Der Inspektor hatte Gertrud am Arm nach Hause geführt und es rücksichtsvoll vermieden, sie durch irgendwelche Frage zu beunruhigen. In der Wohnstube zündete er die Lampe an, hierauf war er dem Mädchen beim Ausziehen der Jacke behilflich.

»Wie geht's?« forschte er freundlich, »schon besser?«

Gertrud wandte sich ab und setzte sich auf einen Stuhl.

»Jetzt werden wir einen heißen Tee kochen,« fuhr der alte Mann fort, »dann wird sich das Kind ins Bett legen, und morgen früh sind wir wieder wohlauf. Gelt?«

Gertrud erhob sich. »Vater!« preßte sie hervor und suchte mit der Hand das Tischbrett zur Stütze.

»Gertrud! was hast du?« rief Jordan entsetzt.

Sie machte eine eigentümlich schleifende Bewegung mit dem Oberkörper und ein kraftloses Lächeln zuckte über ihr Gesicht. Auf einmal brach sie in ein Schluchzen aus und lief in ihre Kammer. Der Inspektor vernahm, wie sie zuriegelte, schaute versorgt vor sich hin und schlich nach einer Weile auf den Fußspitzen zur Türe.

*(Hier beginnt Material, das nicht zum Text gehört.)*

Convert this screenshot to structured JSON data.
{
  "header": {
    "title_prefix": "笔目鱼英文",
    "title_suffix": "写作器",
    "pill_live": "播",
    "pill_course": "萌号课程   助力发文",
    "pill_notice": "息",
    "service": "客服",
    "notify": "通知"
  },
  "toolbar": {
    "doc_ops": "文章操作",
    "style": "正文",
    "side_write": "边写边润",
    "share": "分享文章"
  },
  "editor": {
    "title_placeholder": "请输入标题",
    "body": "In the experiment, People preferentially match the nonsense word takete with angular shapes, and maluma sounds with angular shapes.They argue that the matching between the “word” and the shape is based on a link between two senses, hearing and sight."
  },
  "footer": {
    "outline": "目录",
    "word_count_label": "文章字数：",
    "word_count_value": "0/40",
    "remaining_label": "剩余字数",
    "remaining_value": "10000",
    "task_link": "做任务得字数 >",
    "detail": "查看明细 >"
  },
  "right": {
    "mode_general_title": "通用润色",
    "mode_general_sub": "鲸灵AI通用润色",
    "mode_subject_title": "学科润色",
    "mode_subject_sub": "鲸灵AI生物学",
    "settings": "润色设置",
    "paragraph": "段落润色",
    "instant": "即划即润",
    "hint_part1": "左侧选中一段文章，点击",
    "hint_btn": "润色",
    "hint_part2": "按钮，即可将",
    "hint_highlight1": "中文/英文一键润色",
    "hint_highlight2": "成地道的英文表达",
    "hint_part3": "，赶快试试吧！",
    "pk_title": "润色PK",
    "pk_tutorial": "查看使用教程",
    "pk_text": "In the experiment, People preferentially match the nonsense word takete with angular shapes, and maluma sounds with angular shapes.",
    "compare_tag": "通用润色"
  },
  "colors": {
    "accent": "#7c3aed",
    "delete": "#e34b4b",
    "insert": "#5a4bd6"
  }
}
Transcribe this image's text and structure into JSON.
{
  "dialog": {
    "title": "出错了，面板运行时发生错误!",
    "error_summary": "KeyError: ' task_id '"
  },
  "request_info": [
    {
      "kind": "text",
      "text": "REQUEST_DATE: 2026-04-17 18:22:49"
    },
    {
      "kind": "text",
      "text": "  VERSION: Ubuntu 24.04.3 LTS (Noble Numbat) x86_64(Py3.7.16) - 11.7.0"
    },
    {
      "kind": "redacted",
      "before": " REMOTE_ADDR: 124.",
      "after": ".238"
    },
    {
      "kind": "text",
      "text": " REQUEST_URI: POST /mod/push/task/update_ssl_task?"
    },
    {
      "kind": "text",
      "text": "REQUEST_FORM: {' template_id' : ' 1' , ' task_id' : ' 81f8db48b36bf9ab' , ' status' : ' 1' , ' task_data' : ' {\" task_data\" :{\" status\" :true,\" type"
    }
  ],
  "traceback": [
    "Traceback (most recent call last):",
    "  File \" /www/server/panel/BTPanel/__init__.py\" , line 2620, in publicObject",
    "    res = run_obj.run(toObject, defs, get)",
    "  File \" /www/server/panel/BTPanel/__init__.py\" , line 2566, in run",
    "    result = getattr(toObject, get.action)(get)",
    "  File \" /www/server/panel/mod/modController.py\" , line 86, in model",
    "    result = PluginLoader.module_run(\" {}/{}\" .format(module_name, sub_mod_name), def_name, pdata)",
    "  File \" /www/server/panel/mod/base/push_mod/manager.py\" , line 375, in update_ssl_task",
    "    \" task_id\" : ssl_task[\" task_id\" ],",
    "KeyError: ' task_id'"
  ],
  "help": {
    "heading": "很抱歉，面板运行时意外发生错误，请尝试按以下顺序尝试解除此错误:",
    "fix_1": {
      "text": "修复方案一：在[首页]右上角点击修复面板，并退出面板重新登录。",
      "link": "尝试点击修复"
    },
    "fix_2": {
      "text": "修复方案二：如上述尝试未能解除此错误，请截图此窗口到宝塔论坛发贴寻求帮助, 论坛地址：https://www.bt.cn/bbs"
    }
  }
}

Er hatte die Hände unter dem Kinn verschränkt und hörte, wie Gertrud weinte. Es war ein gleichmäßiges und rührendes, nicht so sehr schmerzerfülltes, als ausatmendes Weinen.

Indem der Inspektor das einsame, unfrohe und undurchdringliche Leben dieser Tochter an seinem Geiste vorüberziehen ließ, wurde er sich mit einigem Erstaunen bewußt, daß sie heute zum erstenmal wirkliche Musik gehört habe. Ist denn das möglich? fragte er sich, entsann sich aber keines Falles, der ihn an dieser Tatsache zweifeln ließ.

Er sagte sich ungefähr: gewiß hat die ihr völlig unbekannte Süßigkeit und Kraft, die im Zusammenspiel der Geigen enthalten ist, der Wohlklang des Orchesters und die Schönheit der Melodie mit einer so verhängnisvollen Unmittelbarkeit auf sie gewirkt wie das Sonnenlicht auf einen Menschen, dem der Star gestochen ist. Ihre Seele hat Hunger gelitten, so muß es wohl sein; sie hat zu viel um das Unbegreifliche und Ungreifbare gerungen.

Man muß sie weinen lassen, riet ihm der Instinkt der Liebe; es ist gut, daß sie weint, es wird ihr wohl tun. Er rückte einen Stuhl in die Nähe der Türe, setzte sich hin und wartete. Als sie endlich still wurde, war ihm das Herz leichter.